Parlare del 4 maggio 1949 e della tragedia di Superga dove perirono i giocatori del Grande Torino insieme agli accompagnatori, ai giornalisti e ai membri dell’equipaggio dell’aereo che trasportava la squadra di ritorno da Lisbona, dove aveva disputato un’amichevole in omaggio al capitano del Benfica Françisco Ferreira, non è facile perché si toccano sentimenti radicati che sono collettivi, ma allo stesso tempo personali e quindi intimi. Parlare del Grande Torino vuol dire occuparsi di una parte della Storia d’Italia perché quella squadra ha incarnato la rinascita dell’intera Nazione dopo la seconda guerra mondiale, perché il Grande Torino con i suoi successi rappresentava l’orgoglio di un popolo che usciva sconfitto dal conflitto bellico non per sua volontà. Parlare di quegli uomini che sono diventati Leggenda non solo per i tifosi del Toro, non solo per gli amanti del calcio, non solo per i cittadini torinesi, non solo per gli italiani è al tempo stesso impegno gravoso, ma anche grande gioia.
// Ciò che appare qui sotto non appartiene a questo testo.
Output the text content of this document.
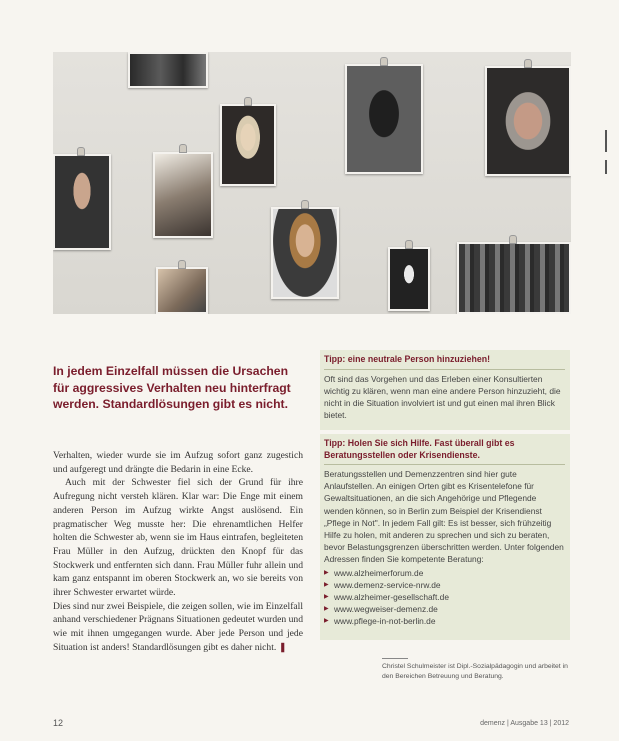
In jedem Einzelfall müssen die Ursachen für aggressives Verhalten neu hinterfragt werden. Standardlösungen gibt es nicht.

Verhalten, wieder wurde sie im Aufzug sofort ganz zugestich und aufgeregt und drängte die Bedarin in eine Ecke.

Auch mit der Schwester fiel sich der Grund für ihre Aufregung nicht versteh klären. Klar war: Die Enge mit einem anderen Person im Aufzug wirkte Angst auslösend. Ein pragmatischer Weg musste her: Die ehrenamtlichen Helfer holten die Schwester ab, wenn sie im Haus eintrafen, begleiteten Frau Müller in den Aufzug, drückten den Knopf für das Stockwerk und entfernten sich dann. Frau Müller fuhr allein und kam ganz entspannt im oberen Stockwerk an, wo sie bereits von ihrer Schwester erwartet würde.

Dies sind nur zwei Beispiele, die zeigen sollen, wie im Einzelfall anhand verschiedener Prägnans Situationen gedeutet wurden und wie mit ihnen umgegangen wurde. Aber jede Person und jede Situation ist anders! Standardlösungen gibt es daher nicht. ❚

Tipp: eine neutrale Person hinzuziehen!
Oft sind das Vorgehen und das Erleben einer Konsultierten wichtig zu klären, wenn man eine andere Person hinzuzieht, die nicht in die Situation involviert ist und gut einen mal ihren Blick bietet.
Tipp: Holen Sie sich Hilfe. Fast überall gibt es Beratungsstellen oder Krisendienste.
Beratungsstellen und Demenzzentren sind hier gute Anlaufstellen. An einigen Orten gibt es Krisentelefone für Gewaltsituationen, an die sich Angehörige und Pflegende wenden können, so in Berlin zum Beispiel der Krisendienst „Pflege in Not". In jedem Fall gilt: Es ist besser, sich frühzeitig Hilfe zu holen, mit anderen zu sprechen und sich zu beraten, bevor Belastungsgrenzen überschritten werden. Unter folgenden Adressen finden Sie kompetente Beratung:
▶ www.alzheimerforum.de
▶ www.demenz-service-nrw.de
▶ www.alzheimer-gesellschaft.de
▶ www.wegweiser-demenz.de
▶ www.pflege-in-not-berlin.de
Christel Schulmeister ist Dipl.-Sozialpädagogin und arbeitet in den Bereichen Betreuung und Beratung.
12	demenz | Ausgabe 13 | 2012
Valerio Bacigalupo, portiere; Aldo Ballarin, terzino; Dino Ballarin, terzo portiere; Emile Bongiorni, centravanti; Eusebio Castigliano, mediano; Guglielmo Gabetto, centravanti; Ruggero Grava, ala e centravanti; Giuseppe Grezar, mediano; Ezio Loik, mezz’ala; Virgilio Maroso, terzino; Danilo Martelli, mediano e mezz’ala; Valentino Mazzola, mezz’ala; Romeo Menti, ala; Pietro Operto, terzino; Franco Ossola, ala e centravanti; Mario Rigamonti, centromediano; Julius Schubert, mezz’ala. Egri Erbstein, allenatore e Leslie Lievesley, allenatore in seconda. Questi uomini sono diventati Leggenda perché solo il destino avverso li ha fermati.
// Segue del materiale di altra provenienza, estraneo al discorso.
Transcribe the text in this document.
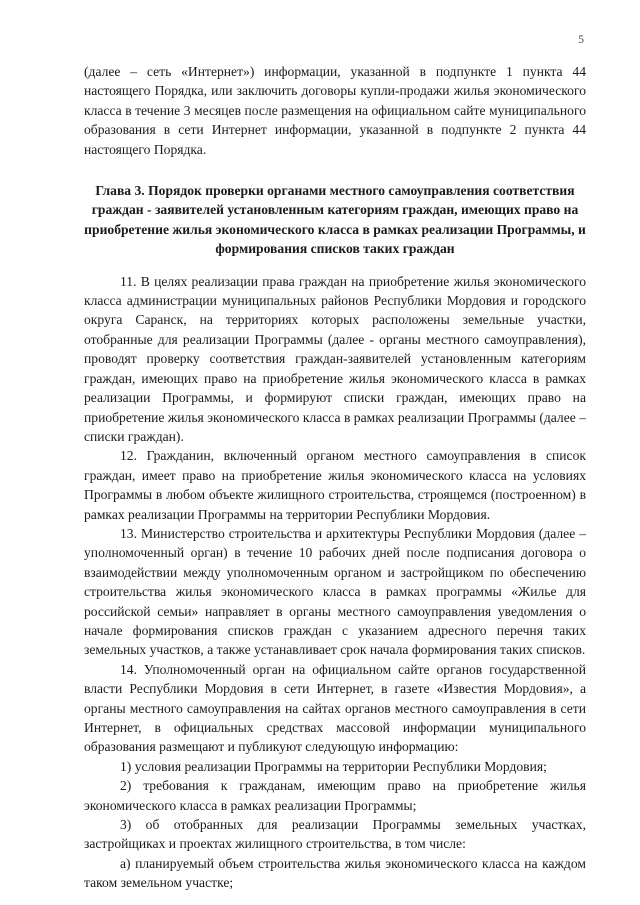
5

(далее – сеть «Интернет») информации, указанной в подпункте 1 пункта 44 настоящего Порядка, или заключить договоры купли-продажи жилья экономического класса в течение 3 месяцев после размещения на официальном сайте муниципального образования в сети Интернет информации, указанной в подпункте 2 пункта 44 настоящего Порядка.

Глава 3. Порядок проверки органами местного самоуправления соответствия граждан - заявителей установленным категориям граждан, имеющих право на приобретение жилья экономического класса в рамках реализации Программы, и формирования списков таких граждан

11. В целях реализации права граждан на приобретение жилья экономического класса администрации муниципальных районов Республики Мордовия и городского округа Саранск, на территориях которых расположены земельные участки, отобранные для реализации Программы (далее - органы местного самоуправления), проводят проверку соответствия граждан-заявителей установленным категориям граждан, имеющих право на приобретение жилья экономического класса в рамках реализации Программы, и формируют списки граждан, имеющих право на приобретение жилья экономического класса в рамках реализации Программы (далее – списки граждан).

12. Гражданин, включенный органом местного самоуправления в список граждан, имеет право на приобретение жилья экономического класса на условиях Программы в любом объекте жилищного строительства, строящемся (построенном) в рамках реализации Программы на территории Республики Мордовия.

13. Министерство строительства и архитектуры Республики Мордовия (далее – уполномоченный орган) в течение 10 рабочих дней после подписания договора о взаимодействии между уполномоченным органом и застройщиком по обеспечению строительства жилья экономического класса в рамках программы «Жилье для российской семьи» направляет в органы местного самоуправления уведомления о начале формирования списков граждан с указанием адресного перечня таких земельных участков, а также устанавливает срок начала формирования таких списков.

14. Уполномоченный орган на официальном сайте органов государственной власти Республики Мордовия в сети Интернет, в газете «Известия Мордовия», а органы местного самоуправления на сайтах органов местного самоуправления в сети Интернет, в официальных средствах массовой информации муниципального образования размещают и публикуют следующую информацию:

1) условия реализации Программы на территории Республики Мордовия;

2) требования к гражданам, имеющим право на приобретение жилья экономического класса в рамках реализации Программы;

3) об отобранных для реализации Программы земельных участках, застройщиках и проектах жилищного строительства, в том числе:

а) планируемый объем строительства жилья экономического класса на каждом таком земельном участке;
Il Grande Torino dal 1942 al 1949 vinse cinque scudetti consecutivamente segnando 408 reti. L’undici maggio del quarantasette la Nazionale giocò schierando dieci giocatori su undici del Torino nella partita con l’Ungheria vinta tre a due grazie ai gol di Loik e alla doppietta di Gabetto. Nella stagione ‘47-‘48 i granata realizzarono il miglior punteggio in classifica conquistando sessantacinque punti e il massimo distacco, sedici lunghezze, dalle seconde Milan, Juventus e Triestina. In quello stesso campionato il Torino ottenne la vittoria casalinga con maggior scarto dieci a zero sull’Alessandria ed anche la vittoria in trasferta con più reti realizzate, a farne le spese fu la Roma che incassò sette gol. Ma i record in quel campionato furono anche altri: il più alto numero di partite vinte fra le mura amiche diciannove su venti, il maggior numero di punti conquistati in casa trentanove su quaranta e il massimo numero di reti in campionato centoventicinque.
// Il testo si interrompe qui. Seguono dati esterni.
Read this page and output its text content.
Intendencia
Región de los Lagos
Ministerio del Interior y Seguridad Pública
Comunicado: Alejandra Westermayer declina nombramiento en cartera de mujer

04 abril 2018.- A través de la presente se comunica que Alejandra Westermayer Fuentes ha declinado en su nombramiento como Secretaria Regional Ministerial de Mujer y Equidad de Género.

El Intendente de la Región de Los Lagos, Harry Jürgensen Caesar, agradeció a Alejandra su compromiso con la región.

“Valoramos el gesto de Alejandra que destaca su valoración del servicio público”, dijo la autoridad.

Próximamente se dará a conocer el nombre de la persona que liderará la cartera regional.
Come ogni anno dal 1949 nella basilica di Superga ci sarà la commemorazione funebre. Oggi alle diciassette Don Aldo Rabino, il cappellano del Torino, officerà la messa e a seguire il capitano dell’attuale squadra granata, Rolando Bianchi, accompagnato da tutto il Torino Fc, dai tifosi e da tutti coloro i quali vorranno rendere omaggio al Grande Torino si recherà davanti alla lapide, posta nel punto dove l’aereo impattò contro il terrapieno della basilica, per leggere i nomi dei defunti. Nel silenzio del raccoglimento la voce commossa di Bianchi si leverà al cielo ed alla fine sembrerà di sentire lo squillo della tromba di Bolmida, il trombettiere del Filadelfia – stadio e casa del Grande Torino e di tutti i tifosi del Toro, abbattuto il 10 aprile 1998 e in attesa di essere ricostruito – e capitan Valentino Mazzola si rimboccherà le maniche per guidare la squadra con determinazione alla vittoria, perché il 4 maggio non è solo commozione per chi è stato strappato alla vita troppo presto, ma anche il momento per ricelebrare i successi di quella straordinaria e unica squadra con la speranza che gli Invincibili trasmettano un po’ del loro tremendismo all’attuale Torino che è ad un passo dal tornare in serie A.